7, HORTON Jr, J. Wright
1, POWARS, David S.
8 and SANFORD, Ward E.
9, (1)U.S. Geol Survey, 926A National Center, Reston, VA 20192, (2)Department of Geological Sciences, University of Vienna, Althanstrasse 14, A-1090, Vienna, Austria, (3)Dept. of Geological Sci, Rutgers University, 610 Taylor Rd, Piscataway, NJ 08854, (4)Institute of Mineralogy, Humboldt-University in Berlin, Invalidenstrasse 43, Berlin, D-10099, Germany, (5)Planetary and Space Sciences Research Institute, Open University, Milton Keynes, MK7 6AA, (6)Department of Geology, Univ of Oslo, P.O.Box 1047, Blindern, Oslo, N-0316, Norway, (7)U. S. Geol Survey, 926A National Center, 12201 Sunrise Valley Drive, Reston, VA 20192, (8)U.S. Geol Survey, 926A National Center, 12201 Sunrise Valley Drive, Reston, VA 20192, (9)United States Geological Survey, National Center, 12201 Sunrise Valley Drive, Reston, VA 20192, ggohn@usgs.gov
The International Continental Scientific Drilling Program and the U.S. Geological Survey conducted deep drilling operations in the central part of the late Eocene Chesapeake Bay impact structure during September-December 2005 and April-May 2006. Cores were recovered continuously from land surface to a composite depth of 1,766 m in three holes at the Eyreville site in Northampton County, Va. The drilling target was the deep part of the structure, the moat, between the central uplift and the margin of the 38-km-diameter collapsed transient crater. The project's research program includes hydrologic investigations, deep biosphere studies, and studies of Cenozoic continental-margin and climate history in addition to studies of impact products and processes.

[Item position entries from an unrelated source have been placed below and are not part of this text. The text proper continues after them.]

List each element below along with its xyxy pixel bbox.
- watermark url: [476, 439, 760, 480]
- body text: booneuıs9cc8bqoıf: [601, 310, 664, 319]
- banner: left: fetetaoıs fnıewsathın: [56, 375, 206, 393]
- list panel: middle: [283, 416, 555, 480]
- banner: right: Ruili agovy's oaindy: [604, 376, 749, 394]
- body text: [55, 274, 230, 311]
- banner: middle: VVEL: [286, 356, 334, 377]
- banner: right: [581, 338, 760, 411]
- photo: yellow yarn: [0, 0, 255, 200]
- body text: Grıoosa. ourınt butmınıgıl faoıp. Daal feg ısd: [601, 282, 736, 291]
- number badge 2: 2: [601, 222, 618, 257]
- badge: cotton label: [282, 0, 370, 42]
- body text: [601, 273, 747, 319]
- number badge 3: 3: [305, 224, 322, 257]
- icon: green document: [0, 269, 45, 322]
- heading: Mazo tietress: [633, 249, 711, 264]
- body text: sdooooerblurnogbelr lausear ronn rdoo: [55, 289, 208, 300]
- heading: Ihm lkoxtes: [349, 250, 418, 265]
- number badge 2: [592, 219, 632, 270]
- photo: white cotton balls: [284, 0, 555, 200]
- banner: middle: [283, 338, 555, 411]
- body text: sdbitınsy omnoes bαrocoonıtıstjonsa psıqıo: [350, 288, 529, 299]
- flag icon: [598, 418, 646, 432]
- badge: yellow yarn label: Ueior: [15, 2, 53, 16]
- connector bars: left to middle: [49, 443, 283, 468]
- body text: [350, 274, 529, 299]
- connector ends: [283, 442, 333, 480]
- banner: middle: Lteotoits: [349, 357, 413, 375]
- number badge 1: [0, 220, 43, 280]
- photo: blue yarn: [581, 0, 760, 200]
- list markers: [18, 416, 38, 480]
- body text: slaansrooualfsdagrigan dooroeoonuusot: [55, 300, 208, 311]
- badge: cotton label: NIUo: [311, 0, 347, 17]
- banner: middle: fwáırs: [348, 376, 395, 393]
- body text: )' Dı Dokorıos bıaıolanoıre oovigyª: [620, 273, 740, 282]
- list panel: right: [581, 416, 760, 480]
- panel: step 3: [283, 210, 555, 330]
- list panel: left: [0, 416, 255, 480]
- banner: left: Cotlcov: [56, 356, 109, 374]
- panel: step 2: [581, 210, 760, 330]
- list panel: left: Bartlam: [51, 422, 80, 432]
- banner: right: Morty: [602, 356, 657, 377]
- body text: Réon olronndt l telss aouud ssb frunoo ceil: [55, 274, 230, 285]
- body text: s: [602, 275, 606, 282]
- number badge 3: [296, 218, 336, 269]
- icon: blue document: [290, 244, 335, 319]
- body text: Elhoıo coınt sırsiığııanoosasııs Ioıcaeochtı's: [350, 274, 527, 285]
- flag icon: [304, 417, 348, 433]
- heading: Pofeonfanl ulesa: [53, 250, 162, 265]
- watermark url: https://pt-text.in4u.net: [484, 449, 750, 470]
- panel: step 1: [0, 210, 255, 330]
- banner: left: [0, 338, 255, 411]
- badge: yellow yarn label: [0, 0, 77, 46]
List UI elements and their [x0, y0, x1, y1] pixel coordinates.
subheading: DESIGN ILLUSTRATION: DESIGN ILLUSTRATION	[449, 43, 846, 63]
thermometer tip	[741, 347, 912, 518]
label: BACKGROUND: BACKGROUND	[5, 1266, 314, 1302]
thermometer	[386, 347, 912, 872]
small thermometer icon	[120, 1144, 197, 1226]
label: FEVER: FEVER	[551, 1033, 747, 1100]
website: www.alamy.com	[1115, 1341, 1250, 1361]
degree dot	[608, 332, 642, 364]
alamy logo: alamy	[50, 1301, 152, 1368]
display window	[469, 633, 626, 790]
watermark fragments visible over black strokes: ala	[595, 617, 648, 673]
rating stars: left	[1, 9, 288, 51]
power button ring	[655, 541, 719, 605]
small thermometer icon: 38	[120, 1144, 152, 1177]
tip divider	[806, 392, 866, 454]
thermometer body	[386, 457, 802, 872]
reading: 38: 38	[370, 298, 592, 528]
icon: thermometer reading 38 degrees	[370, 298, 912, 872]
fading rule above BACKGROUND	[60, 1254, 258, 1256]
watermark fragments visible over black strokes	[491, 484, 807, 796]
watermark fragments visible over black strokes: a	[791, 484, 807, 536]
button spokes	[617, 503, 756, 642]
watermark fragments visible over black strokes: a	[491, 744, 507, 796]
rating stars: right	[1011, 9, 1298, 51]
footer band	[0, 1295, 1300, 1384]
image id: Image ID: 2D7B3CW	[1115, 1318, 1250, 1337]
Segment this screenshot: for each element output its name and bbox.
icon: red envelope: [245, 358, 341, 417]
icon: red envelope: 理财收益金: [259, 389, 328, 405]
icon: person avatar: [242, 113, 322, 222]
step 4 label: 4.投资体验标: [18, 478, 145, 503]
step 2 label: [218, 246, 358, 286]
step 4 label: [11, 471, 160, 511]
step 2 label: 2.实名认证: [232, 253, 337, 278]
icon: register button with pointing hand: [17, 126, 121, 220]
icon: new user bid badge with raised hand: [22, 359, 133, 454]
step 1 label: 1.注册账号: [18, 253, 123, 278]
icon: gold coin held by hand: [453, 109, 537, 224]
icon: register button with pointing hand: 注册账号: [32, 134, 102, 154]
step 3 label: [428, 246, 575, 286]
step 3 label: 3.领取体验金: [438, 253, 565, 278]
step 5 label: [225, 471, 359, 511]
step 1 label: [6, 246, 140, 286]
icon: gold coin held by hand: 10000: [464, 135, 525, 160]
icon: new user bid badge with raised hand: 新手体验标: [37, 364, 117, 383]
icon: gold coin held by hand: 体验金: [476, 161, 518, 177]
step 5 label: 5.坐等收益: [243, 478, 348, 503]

The recovered geologic section consists of 1,322 m of impactites and 444 m of overlying post-impact sediments. Major units, from base to top, are: 1) variably brecciated schist and pegmatite containing minor impact-breccia veins, 216 m; 2) suevitic and lithic impact breccias, 157 m; 3) quartz sand with lithic pebbles, cobbles, and boulders, 22 m; 4) a granite megablock, 275 m; 5) megablocks of Cretaceous sediments overlain by allogenic sedimentary breccia containing target-sediment clasts and crystalline-rock ejecta clasts, 652 m; and 6) post-impact sediments of late Eocene through Pleistocene ages, 444 m. We interpret unit 1 to represent parautochthonous blocks of the crater floor and impact injection dikes. Unit 2 represents relatively melt-rich fallback deposits and (or) ground-surge deposits. Units 3 and 4, and the megablocks of unit 5, consist of slump blocks emplaced during late-stage gravitational collapse. The allogenic breccia of unit 5 is a diamicton produced by the resurge of ocean water and debris into the collapsing crater. The post-impact section consists of thick upper Eocene, thin Oligocene and lower Miocene, and thick middle and upper Miocene and Pliocene fine-grained shelf sediments overlain by a thin interval of Pleistocene paralic deposits.
Lessons learned or reinforced include the need for deep drilling programs in large impact structures to clearly characterize their drilling target, to expect structural complexity and lithologic variability, and to establish contingency funding to address the inevitable drilling problems.